Great speculative fiction touches on non-STEM areas. The novel fails a little to deliver small groups dynamics; the subject that would have fit the setting perfectly, but is not covered much. A funny play on a class struggle is shown. The space colonization is often portrayed mirroring the history of the New World; space is frontier, cowboys aplenty: penal colonies, outposts, pioneers and outcasts. The space in Aurora differs, it is an elite domain, prerogative of upper estates. This take is good, reflects the reality a bit. Another fair question that is asked: considering that the odds are stacked against them, how to justify the suicidal mission to its participants and their descendants? A good reflection that doesn’t seem to bother anyone else (19:15-19:55).

This literature is good

Being an L2, essentially self-educated at a pretty adult age, my English is far from the ideal. That said, with some literature explored (I read Twilight last summer, we don’t talk about it) and becoming relatively lettered, I sense good English more and more. Or it just feels so.

Reading Aurora was closely flanked with other books, Seveneves by Neal Stephenson and Leviathan Wakes, the first installment in The Expanse series. Impressions from the novels overlapped. I am not too positive with the latter piece, its moons “showing sides like a prostitute”, although generally I like quality pulp and strong language. Still, the reference was well framed, Stephenson writes good prose. To my opinion, Robinson excels. Aurora’s narration creates the mood, that gloom and doom that makes the novel special. Besides, the technical aspects are excellent too. An eloquent wordplay is placed in quantities just right, flow to complexity is balanced well - a contrasting relief to a certain every-word-is-purple author I favor lately. I didn’t find the writing dry a single bit, contrary to what I read online. Blunt credentialism it is, but Robinson has a PhD in literature (thesis on PKD!) and is, perhaps, no stranger to academically refined writing.

I prize the characters. Details would reveal the plot, yet one particular character scores very high - and again, the language tools for them evolve as they develop. Consequently, the reading felt a little on a slower side at the beginning and even tedious sometimes. I plowed myself through it for the first third - an effort well-rewarded and that I don’t regret.

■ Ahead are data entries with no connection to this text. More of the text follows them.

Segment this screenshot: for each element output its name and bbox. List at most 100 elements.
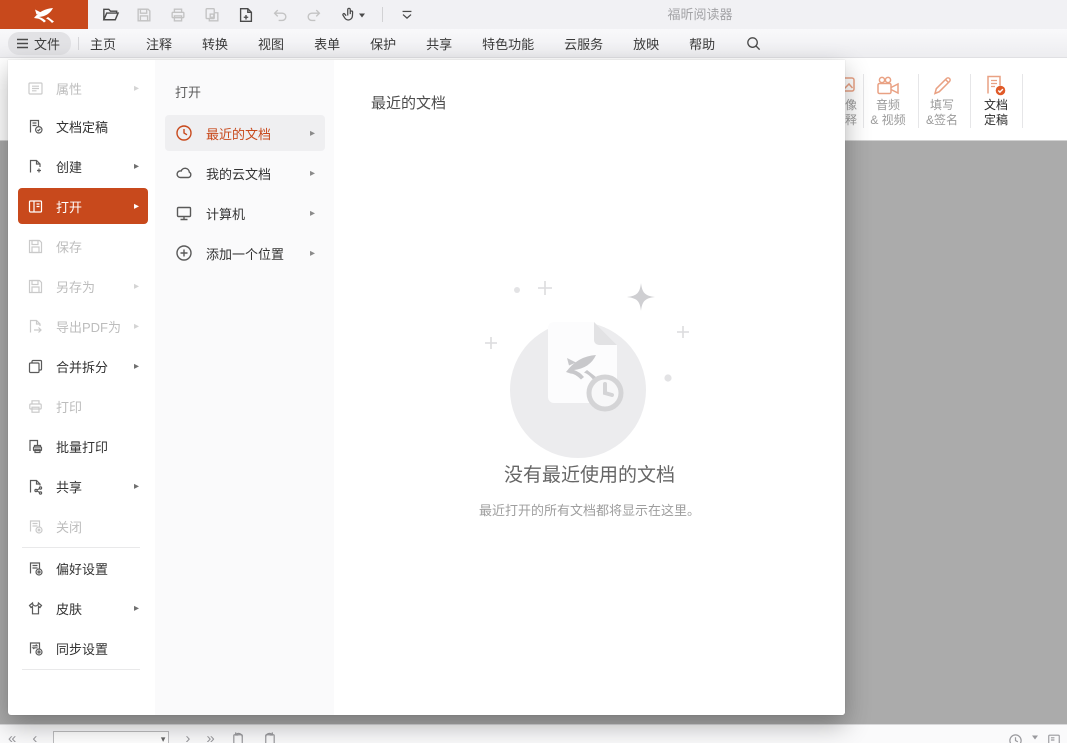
open-panel-title: 打开 — [175, 82, 201, 101]
empty-state-illustration — [470, 270, 710, 462]
open-item-add-place[interactable]: 添加一个位置 — [165, 235, 325, 271]
file-menu-overlay: 属性 文档定稿 创建 打开 保存 — [8, 60, 845, 715]
ribbon-button-label: 定稿 — [970, 113, 1022, 128]
hamburger-icon — [16, 38, 29, 49]
foxit-reader-window: 福昕阅读器 文件 主页 注释 转换 视图 表单 保护 共享 特色功能 云服务 放… — [0, 0, 1067, 743]
submenu-arrow-icon — [134, 281, 139, 292]
save-icon[interactable] — [134, 5, 154, 25]
recent-documents-panel: 最近的文档 — [334, 60, 845, 715]
new-document-icon[interactable] — [236, 5, 256, 25]
tab-comment[interactable]: 注释 — [146, 34, 172, 53]
file-menu-item-preferences[interactable]: 偏好设置 — [18, 550, 148, 586]
share-icon — [27, 478, 44, 495]
batch-print-icon — [27, 438, 44, 455]
file-menu-item-merge-split[interactable]: 合并拆分 — [18, 348, 148, 384]
export-icon — [27, 318, 44, 335]
ribbon-fill-sign-button[interactable]: 填写 &签名 — [916, 68, 968, 128]
open-item-recent-documents[interactable]: 最近的文档 — [165, 115, 325, 151]
tab-home[interactable]: 主页 — [90, 34, 116, 53]
file-menu-item-open[interactable]: 打开 — [18, 188, 148, 224]
ribbon-button-label: &签名 — [916, 113, 968, 128]
tab-convert[interactable]: 转换 — [202, 34, 228, 53]
open-item-cloud-documents[interactable]: 我的云文档 — [165, 155, 325, 191]
printer-icon — [27, 398, 44, 415]
customize-toolbar-icon[interactable] — [397, 5, 417, 25]
submenu-arrow-icon — [310, 168, 315, 179]
tab-help[interactable]: 帮助 — [689, 34, 715, 53]
file-menu-item-sync-settings[interactable]: 同步设置 — [18, 630, 148, 666]
tab-projection[interactable]: 放映 — [633, 34, 659, 53]
recent-documents-title: 最近的文档 — [371, 92, 446, 113]
foxit-logo[interactable] — [0, 0, 88, 29]
clock-icon — [175, 124, 193, 142]
properties-icon — [27, 80, 44, 97]
file-menu-item-skin[interactable]: 皮肤 — [18, 590, 148, 626]
create-document-icon — [27, 158, 44, 175]
preferences-icon — [27, 560, 44, 577]
open-locations-panel: 打开 最近的文档 我的云文档 计算机 添加一个位置 — [155, 60, 334, 715]
close-document-icon — [27, 518, 44, 535]
submenu-arrow-icon — [134, 161, 139, 172]
print-icon[interactable] — [168, 5, 188, 25]
ribbon-doc-finalize-button[interactable]: 文档 定稿 — [970, 68, 1022, 128]
save-icon — [27, 238, 44, 255]
tab-share[interactable]: 共享 — [426, 34, 452, 53]
page-navigation — [8, 731, 277, 743]
hand-tool-icon[interactable] — [338, 5, 368, 25]
open-file-icon[interactable] — [100, 5, 120, 25]
file-menu-item-close[interactable]: 关闭 — [18, 508, 148, 544]
reading-time-icon[interactable] — [1008, 733, 1023, 743]
menubar-separator — [78, 37, 79, 50]
tab-view[interactable]: 视图 — [258, 34, 284, 53]
file-menu-label: 文件 — [34, 34, 60, 53]
search-icon[interactable] — [745, 35, 762, 52]
submenu-arrow-icon — [310, 128, 315, 139]
rotate-right-icon[interactable] — [262, 731, 277, 743]
quick-access-toolbar — [100, 0, 417, 29]
last-page-icon[interactable] — [206, 731, 214, 743]
open-book-icon — [27, 198, 44, 215]
undo-icon[interactable] — [270, 5, 290, 25]
file-menu-sidebar: 属性 文档定稿 创建 打开 保存 — [8, 60, 155, 715]
file-menu-item-export-pdf[interactable]: 导出PDF为 — [18, 308, 148, 344]
open-item-computer[interactable]: 计算机 — [165, 195, 325, 231]
submenu-arrow-icon — [310, 248, 315, 259]
tab-features[interactable]: 特色功能 — [482, 34, 534, 53]
status-bar — [0, 724, 1067, 743]
merge-split-icon — [27, 358, 44, 375]
tab-form[interactable]: 表单 — [314, 34, 340, 53]
file-menu-item-properties[interactable]: 属性 — [18, 70, 148, 106]
tab-protect[interactable]: 保护 — [370, 34, 396, 53]
page-number-box[interactable] — [53, 731, 169, 743]
file-menu-button[interactable]: 文件 — [8, 32, 71, 55]
tab-cloud[interactable]: 云服务 — [564, 34, 603, 53]
file-menu-item-share[interactable]: 共享 — [18, 468, 148, 504]
file-menu-item-doc-finalize[interactable]: 文档定稿 — [18, 108, 148, 144]
file-menu-item-create[interactable]: 创建 — [18, 148, 148, 184]
file-menu-item-save-as[interactable]: 另存为 — [18, 268, 148, 304]
panel-toggle-icon[interactable] — [1047, 733, 1061, 743]
file-menu-item-save[interactable]: 保存 — [18, 228, 148, 264]
redo-icon[interactable] — [304, 5, 324, 25]
menu-bar: 文件 主页 注释 转换 视图 表单 保护 共享 特色功能 云服务 放映 帮助 — [0, 29, 1067, 58]
submenu-arrow-icon — [134, 481, 139, 492]
document-clock-illustration — [470, 270, 710, 462]
first-page-icon[interactable] — [8, 731, 16, 743]
copy-icon[interactable] — [202, 5, 222, 25]
file-menu-item-print[interactable]: 打印 — [18, 388, 148, 424]
next-page-icon[interactable] — [185, 731, 190, 743]
submenu-arrow-icon — [134, 603, 139, 614]
ribbon-audio-video-button[interactable]: 音频 & 视频 — [862, 68, 914, 128]
submenu-arrow-icon — [134, 83, 139, 94]
previous-page-icon[interactable] — [32, 731, 37, 743]
ribbon-button-label: 音频 — [862, 98, 914, 113]
rotate-left-icon[interactable] — [231, 731, 246, 743]
submenu-arrow-icon — [134, 201, 139, 212]
submenu-arrow-icon — [134, 361, 139, 372]
cloud-icon — [175, 164, 193, 182]
caret-down-icon[interactable] — [1031, 733, 1039, 741]
computer-icon — [175, 204, 193, 222]
pencil-icon — [916, 68, 968, 98]
file-menu-item-batch-print[interactable]: 批量打印 — [18, 428, 148, 464]
empty-state-title: 没有最近使用的文档 — [334, 460, 845, 487]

Too many authors, so many books

To catch up with the contemporary science fiction is an ambitious, exponential pursuit. There is an unhealthy feedback, with every book extending the reading queue further. For now, I have to check at least the Mars trilogy. The Internet tells that there the theme and mood are reversed, and represent Robinson’s prose better. If so, I am less interested, but I enjoyed Aurora too much to skip his major work.